Zum Internationalen Tag der Demokratie am Dienstag (15. September) hat der bayerische evangelische Landesbischof Christian Kopp zu mehr gesellschaftlichem Engagement und gegenseitigem Zuhören aufgerufen. Demokratie lebe davon, "dass alle eine Stimme haben und gehört werden", sagte Kopp laut Mitteilung der Evangelisch-Lutherischen Kirche in Bayern (ELKB).

Angesichts des Vertrauensverlusts in demokratische Institutionen und einer zunehmenden gesellschaftlichen Polarisierung sei es wichtig, nicht nur über Gefährdungen der Demokratie zu sprechen, sondern auch über gelingendes Miteinander. Demokratie sei häufig mühsam und verlange Gespräche, Kompromisse und die Bereitschaft, andere Positionen auszuhalten, sagte Kopp. "Nicht jeder kann alles bekommen, damit alle etwas bekommen. Genau darin liegt ihre Stärke: Es geht nur gemeinsam."
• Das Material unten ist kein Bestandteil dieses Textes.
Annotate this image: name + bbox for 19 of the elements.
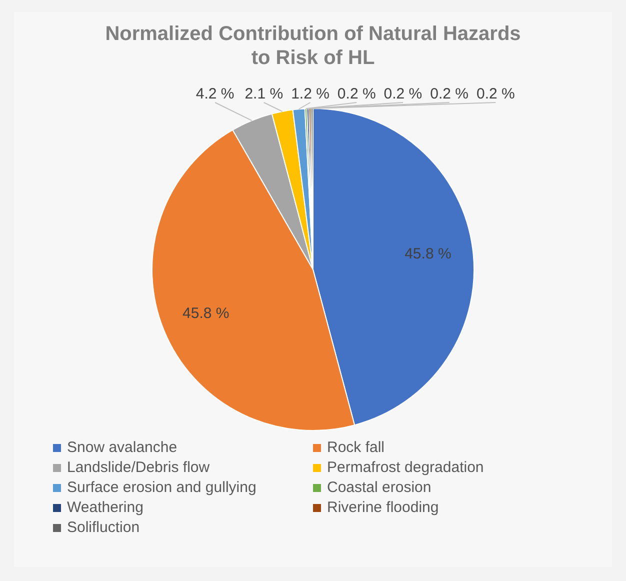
data-label: 0.2 % [384, 86, 422, 103]
legend-label: Riverine flooding [327, 499, 439, 516]
legend-label: Surface erosion and gullying [67, 479, 256, 496]
legend-label: Rock fall [327, 439, 385, 456]
data-label: 0.2 % [337, 86, 376, 103]
chart-title: Normalized Contribution of Natural Hazards to Risk of HL [104, 22, 522, 70]
legend-label: Weathering [67, 499, 144, 516]
data-label: 0.2 % [476, 86, 515, 103]
data-label: 45.8 % [404, 246, 452, 263]
data-label: 0.2 % [430, 86, 468, 103]
data-label: 4.2 % [196, 86, 234, 103]
legend-label: Solifluction [67, 519, 140, 536]
legend-label: Permafrost degradation [327, 459, 484, 476]
data-label: 45.8 % [182, 304, 230, 322]
legend-label: Snow avalanche [67, 439, 178, 456]
legend-label: Coastal erosion [327, 479, 432, 496]
data-label: 1.2 % [291, 86, 330, 103]
data-label: 2.1 % [244, 86, 284, 103]
legend-label: Landslide/Debris flow [67, 459, 210, 476]
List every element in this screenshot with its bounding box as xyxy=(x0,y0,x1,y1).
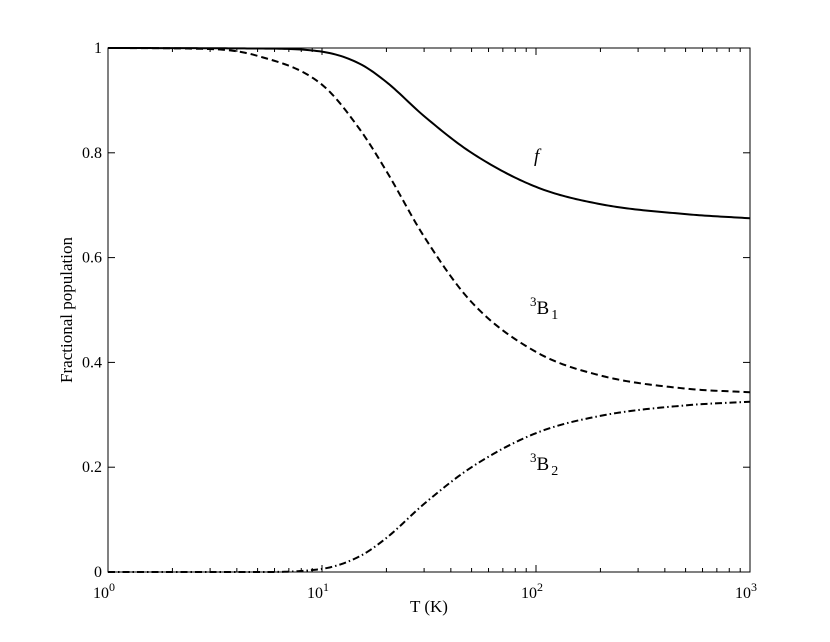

Freiheit bedeutet auch Verantwortung

Kopp begründete das Engagement für die Demokratie auch mit dem christlichen Glauben. "Gott schenkt jedem Menschen Freiheit. Wir haben diese Verantwortung, diese Freiheit so zu gestalten, dass sie auch für alle zur Geltung kommt", sagte er.

Demokratische Verantwortung könne niemand an andere delegieren. "Demokratie, das sind wir alle. Deshalb kann keiner sagen: Was ich mache, bewirkt sowieso nichts. Jede und jeder kann etwas beitragen."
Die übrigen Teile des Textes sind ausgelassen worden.